Joe Smith

Personal information
- Full name: Joseph Enoch Smith
- Date of birth: 1889
- Place of birth: Kilnhurst, England
- Date of death: 13 November 1916 (aged 27)
- Place of death: Serre-lès-Puisieux, France
- Position(s): Half back

Senior career*
- Years: Team / Apps / (Gls)
- Hickleton Main Colliery
- 1912–1914: Birmingham / 8 / (0)
- 1914–1915: Chesterfield Town / 30 / (1)

= Joe Smith (football half-back, born 1889) =

English footballer (1889–1916)

Joseph Enoch Smith (1889 – 13 November 1916) was an English professional footballer who played in the Football League for Birmingham. He played as a half back. He was killed in action in the First World War.

== Football career ==
Smith was born in Kilnhurst, Yorkshire.

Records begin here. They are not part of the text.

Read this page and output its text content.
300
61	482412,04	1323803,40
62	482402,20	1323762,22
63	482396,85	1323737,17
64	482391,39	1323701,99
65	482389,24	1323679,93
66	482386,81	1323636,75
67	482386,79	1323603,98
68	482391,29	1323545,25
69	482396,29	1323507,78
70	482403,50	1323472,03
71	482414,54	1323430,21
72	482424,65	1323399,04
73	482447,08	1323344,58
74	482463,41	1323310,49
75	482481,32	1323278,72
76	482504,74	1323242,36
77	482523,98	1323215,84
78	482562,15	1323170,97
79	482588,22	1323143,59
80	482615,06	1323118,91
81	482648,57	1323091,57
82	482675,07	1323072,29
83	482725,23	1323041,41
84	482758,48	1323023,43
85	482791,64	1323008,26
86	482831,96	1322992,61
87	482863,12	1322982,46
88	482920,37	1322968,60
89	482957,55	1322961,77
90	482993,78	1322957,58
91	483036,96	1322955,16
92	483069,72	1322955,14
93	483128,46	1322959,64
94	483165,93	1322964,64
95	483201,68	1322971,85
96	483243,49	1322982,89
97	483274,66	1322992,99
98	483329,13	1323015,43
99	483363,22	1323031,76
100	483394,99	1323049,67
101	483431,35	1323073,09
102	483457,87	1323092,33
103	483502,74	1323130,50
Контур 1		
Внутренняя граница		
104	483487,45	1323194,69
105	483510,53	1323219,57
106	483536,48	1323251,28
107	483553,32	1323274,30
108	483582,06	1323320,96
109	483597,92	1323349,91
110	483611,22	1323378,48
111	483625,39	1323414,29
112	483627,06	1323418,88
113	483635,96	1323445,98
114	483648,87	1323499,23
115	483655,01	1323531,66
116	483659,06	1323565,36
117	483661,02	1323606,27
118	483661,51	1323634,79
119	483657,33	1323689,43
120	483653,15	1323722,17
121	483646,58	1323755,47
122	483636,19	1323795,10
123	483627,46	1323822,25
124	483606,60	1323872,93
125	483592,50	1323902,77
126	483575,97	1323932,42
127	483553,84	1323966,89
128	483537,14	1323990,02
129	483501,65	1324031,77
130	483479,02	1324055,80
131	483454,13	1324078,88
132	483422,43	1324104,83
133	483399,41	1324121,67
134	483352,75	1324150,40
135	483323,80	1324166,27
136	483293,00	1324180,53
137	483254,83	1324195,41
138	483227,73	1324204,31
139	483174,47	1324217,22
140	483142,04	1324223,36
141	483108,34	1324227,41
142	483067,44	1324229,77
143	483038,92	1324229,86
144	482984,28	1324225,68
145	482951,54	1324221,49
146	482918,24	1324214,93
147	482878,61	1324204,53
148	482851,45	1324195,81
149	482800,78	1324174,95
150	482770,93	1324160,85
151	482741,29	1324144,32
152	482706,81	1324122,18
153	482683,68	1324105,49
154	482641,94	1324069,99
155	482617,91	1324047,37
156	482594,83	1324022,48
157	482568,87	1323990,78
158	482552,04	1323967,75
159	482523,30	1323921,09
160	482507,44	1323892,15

A coal miner by trade, he began his football career with his works team, Hickleton Main Colliery, before joining Birmingham in 1912. He made his debut in the Second Division on 4 January 1913, deputising for James Bumphrey in an away game against Wolverhampton Wanderers which finished 2–2. A defensive player, described as one who "held his opponents in check effectively, but should show more discretion putting the ball forward", he was unable to impose himself on the first team and after two seasons, in which he played only eight games, joined Chesterfield Town. Smith spent the 1914–15 season at the Midland League club, scoring once from 30 league games, before competitive football was suspended for the duration of the First World War.

== War service ==
Smith served in the 17th Battalion, Middlesex Regiment – the so-called "Footballers' Battalion" – in northern France. He rose to the rank of Company Serjeant Major and was killed at Serre, Pas-de-Calais, on 13 November 1916 near the end of the Battle of the Somme. Smith was mentioned in despatches for displaying considerable bravery, "after being wounded, again dashed into battle, only to be shot down", and is commemorated at Serre Road Cemetery No. 1.